RE: [ntfsd] RE: IRQL in FSD/Filter driver>So for a regular stream, yes, for
a MNW stream, no.

And how the FSD can specify what stream is regular and what is MNW?
By PinAccess parameter to CcInitializeCacheMap?

Pages. Mm has no knowledge of which exact bytes get dirtied in a page to
break it into sector chunks, and Cc can’t assume it has perfect knowledge
of
which bytes got dirtied (imagine user mapped sections).

So - low-level writes are always page-sized, even low-level metadata
writes?

Max

> And how the FSD can specify what stream is regular and what is MNW?

By PinAccess parameter to CcInitializeCacheMap?

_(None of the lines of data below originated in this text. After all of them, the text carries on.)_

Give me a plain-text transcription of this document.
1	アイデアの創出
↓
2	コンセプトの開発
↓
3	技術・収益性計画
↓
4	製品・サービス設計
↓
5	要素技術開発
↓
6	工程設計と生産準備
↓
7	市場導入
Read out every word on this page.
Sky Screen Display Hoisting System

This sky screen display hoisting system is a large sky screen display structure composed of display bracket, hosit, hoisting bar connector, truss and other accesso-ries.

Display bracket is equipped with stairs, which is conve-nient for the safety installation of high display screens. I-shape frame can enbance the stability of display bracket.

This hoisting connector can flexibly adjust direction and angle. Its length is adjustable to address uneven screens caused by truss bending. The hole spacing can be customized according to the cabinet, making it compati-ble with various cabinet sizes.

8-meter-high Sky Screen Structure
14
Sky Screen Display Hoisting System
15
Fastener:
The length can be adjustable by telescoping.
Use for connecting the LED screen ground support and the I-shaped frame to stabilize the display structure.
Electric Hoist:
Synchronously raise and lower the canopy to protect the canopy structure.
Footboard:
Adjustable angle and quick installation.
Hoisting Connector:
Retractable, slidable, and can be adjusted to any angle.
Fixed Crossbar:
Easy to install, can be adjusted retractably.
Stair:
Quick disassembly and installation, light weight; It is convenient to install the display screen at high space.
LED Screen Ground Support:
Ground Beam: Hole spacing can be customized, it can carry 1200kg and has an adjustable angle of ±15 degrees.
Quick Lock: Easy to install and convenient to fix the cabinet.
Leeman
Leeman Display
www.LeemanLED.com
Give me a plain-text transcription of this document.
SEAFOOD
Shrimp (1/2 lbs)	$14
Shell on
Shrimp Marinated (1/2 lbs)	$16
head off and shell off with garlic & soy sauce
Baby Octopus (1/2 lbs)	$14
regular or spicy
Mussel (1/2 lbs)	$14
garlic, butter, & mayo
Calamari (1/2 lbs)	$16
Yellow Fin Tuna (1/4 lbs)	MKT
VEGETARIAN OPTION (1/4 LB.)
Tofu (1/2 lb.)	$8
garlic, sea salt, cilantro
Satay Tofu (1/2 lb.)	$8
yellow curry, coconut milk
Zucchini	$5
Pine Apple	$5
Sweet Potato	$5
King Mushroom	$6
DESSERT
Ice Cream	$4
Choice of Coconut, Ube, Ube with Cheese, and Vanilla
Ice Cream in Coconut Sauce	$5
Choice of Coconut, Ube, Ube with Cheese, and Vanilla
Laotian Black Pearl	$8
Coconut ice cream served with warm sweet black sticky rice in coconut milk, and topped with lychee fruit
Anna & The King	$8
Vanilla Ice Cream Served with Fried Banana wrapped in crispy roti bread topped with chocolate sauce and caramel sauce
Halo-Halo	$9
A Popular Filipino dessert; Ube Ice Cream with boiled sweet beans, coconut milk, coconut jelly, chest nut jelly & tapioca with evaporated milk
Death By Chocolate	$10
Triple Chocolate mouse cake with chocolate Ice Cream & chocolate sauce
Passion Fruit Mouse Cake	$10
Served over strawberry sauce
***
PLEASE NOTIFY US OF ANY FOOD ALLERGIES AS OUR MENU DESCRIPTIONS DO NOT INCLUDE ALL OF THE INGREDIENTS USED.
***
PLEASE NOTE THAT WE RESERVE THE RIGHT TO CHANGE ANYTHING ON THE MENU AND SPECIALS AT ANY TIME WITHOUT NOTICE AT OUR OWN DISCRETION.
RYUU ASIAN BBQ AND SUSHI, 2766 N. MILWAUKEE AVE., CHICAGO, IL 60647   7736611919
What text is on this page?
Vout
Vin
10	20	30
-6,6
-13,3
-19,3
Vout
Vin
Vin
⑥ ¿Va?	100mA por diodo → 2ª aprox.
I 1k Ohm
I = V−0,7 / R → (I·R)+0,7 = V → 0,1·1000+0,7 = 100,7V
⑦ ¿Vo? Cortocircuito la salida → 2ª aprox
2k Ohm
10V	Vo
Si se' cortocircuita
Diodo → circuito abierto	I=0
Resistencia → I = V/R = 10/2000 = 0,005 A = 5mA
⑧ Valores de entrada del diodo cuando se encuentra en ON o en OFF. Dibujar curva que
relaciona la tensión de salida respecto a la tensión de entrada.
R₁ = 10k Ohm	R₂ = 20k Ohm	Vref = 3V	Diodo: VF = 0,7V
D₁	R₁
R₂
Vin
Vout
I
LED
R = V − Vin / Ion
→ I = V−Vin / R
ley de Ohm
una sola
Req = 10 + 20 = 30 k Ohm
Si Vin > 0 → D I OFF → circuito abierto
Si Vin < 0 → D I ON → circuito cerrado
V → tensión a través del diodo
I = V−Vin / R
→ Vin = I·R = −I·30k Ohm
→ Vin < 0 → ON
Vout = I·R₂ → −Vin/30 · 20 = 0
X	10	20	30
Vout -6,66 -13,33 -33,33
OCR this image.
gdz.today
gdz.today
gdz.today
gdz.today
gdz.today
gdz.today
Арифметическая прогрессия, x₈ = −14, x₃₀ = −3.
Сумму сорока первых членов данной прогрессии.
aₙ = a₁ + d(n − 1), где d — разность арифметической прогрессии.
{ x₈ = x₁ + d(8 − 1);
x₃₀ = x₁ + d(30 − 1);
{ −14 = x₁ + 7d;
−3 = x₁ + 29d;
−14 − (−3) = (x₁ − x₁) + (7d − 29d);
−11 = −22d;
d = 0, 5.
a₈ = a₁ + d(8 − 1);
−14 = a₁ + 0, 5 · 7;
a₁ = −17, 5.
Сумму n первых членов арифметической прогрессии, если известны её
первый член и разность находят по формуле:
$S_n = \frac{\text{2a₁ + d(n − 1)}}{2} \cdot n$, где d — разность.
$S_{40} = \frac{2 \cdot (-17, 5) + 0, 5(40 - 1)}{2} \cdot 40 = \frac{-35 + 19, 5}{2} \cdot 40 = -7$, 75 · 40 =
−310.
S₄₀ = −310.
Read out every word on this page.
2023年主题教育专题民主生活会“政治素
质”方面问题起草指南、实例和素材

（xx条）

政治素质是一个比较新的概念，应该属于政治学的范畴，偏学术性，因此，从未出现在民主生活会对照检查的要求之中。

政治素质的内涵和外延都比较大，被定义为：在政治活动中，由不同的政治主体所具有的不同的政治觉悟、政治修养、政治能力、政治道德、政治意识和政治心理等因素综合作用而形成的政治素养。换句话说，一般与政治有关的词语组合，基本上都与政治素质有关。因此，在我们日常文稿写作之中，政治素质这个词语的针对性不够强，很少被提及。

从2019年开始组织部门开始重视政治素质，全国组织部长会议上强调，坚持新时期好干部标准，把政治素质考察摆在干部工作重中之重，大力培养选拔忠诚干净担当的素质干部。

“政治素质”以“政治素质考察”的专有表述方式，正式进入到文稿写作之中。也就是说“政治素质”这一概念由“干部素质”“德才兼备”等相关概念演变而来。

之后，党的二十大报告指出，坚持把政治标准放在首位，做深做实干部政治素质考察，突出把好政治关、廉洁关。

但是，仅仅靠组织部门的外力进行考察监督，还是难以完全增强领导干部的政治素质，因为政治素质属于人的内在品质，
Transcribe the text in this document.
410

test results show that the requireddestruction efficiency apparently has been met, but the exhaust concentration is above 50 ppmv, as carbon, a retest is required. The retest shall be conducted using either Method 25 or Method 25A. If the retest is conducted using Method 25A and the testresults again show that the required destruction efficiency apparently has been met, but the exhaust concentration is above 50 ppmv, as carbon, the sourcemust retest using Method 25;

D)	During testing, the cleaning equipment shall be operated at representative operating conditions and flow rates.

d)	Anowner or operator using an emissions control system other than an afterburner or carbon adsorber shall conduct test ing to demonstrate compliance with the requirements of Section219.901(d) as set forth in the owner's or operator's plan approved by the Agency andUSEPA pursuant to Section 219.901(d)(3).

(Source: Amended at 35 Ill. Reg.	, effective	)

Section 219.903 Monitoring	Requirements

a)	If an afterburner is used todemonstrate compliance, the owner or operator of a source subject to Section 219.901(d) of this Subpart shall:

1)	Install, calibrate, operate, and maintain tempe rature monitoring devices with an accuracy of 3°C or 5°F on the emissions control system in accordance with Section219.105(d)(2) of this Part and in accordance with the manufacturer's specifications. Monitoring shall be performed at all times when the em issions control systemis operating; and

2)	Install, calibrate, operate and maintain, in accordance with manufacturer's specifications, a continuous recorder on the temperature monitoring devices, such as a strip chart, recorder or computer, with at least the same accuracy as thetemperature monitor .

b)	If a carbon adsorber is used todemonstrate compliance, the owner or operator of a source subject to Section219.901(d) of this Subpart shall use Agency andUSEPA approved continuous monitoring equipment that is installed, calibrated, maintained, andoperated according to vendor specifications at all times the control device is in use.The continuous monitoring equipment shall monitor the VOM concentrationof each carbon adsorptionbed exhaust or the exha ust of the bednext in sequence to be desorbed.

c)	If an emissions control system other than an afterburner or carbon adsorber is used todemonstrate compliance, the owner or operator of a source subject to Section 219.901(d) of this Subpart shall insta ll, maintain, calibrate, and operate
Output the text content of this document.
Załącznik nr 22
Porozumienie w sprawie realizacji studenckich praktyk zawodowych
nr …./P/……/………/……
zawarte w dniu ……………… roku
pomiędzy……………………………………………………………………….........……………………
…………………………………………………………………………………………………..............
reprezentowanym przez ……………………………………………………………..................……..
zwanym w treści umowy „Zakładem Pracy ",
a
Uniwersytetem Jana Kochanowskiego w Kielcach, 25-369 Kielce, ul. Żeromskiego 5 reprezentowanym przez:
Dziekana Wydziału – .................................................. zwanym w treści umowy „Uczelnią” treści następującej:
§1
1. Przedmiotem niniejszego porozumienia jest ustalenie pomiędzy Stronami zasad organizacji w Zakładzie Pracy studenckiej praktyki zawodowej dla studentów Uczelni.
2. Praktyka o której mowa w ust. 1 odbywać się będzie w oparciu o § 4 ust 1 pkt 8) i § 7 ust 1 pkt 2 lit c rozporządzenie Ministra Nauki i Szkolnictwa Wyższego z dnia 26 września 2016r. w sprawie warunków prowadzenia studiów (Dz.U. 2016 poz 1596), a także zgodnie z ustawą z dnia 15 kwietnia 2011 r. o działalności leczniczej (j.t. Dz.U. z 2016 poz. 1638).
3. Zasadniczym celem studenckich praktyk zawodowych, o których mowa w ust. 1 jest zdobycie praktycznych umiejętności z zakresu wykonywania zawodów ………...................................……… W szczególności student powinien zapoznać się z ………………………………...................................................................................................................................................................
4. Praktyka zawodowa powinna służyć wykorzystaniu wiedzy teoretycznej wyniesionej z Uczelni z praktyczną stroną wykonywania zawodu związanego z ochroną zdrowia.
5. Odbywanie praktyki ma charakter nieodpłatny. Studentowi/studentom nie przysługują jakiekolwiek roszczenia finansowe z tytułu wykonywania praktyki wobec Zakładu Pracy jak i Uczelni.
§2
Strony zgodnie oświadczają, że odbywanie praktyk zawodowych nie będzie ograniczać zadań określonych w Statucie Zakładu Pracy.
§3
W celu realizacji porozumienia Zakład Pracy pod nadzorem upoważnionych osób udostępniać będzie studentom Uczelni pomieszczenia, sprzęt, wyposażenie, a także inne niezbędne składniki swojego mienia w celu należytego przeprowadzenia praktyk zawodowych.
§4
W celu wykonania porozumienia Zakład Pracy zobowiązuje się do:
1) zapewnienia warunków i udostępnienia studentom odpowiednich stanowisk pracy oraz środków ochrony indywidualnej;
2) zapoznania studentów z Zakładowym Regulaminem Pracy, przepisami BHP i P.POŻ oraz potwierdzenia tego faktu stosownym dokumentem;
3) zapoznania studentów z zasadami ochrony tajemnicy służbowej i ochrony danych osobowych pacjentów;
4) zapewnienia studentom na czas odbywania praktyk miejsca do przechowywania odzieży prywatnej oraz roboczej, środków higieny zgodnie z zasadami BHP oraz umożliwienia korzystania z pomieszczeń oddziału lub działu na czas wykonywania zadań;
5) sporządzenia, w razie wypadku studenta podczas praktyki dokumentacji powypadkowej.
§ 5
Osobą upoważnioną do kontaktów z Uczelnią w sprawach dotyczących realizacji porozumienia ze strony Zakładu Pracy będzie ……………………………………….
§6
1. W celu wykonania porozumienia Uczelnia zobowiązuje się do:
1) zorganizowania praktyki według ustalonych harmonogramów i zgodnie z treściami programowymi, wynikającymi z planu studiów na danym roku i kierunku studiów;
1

This is keyed off the FsContext2 field of the fileobject which first
initiates caching - if it is non-NULL, it is a regular file, if NULL and
the fcb common header flags2 field does not contain
FSRTL_FLAG2_DO_MODIFIED_WRITE, the file is modified-no-write. MNW means
that the lazy writers are the only threads that can write dirty pages in
the stream.

For example, all internal metadata in FAT is modified through MNW
streams (directory streams and the virtual volume file).

So - low-level writes are always page-sized, even low-level metadata
writes?

Paging IO is from pages, truncated to filesize (which the filesystem
will round up to sector size).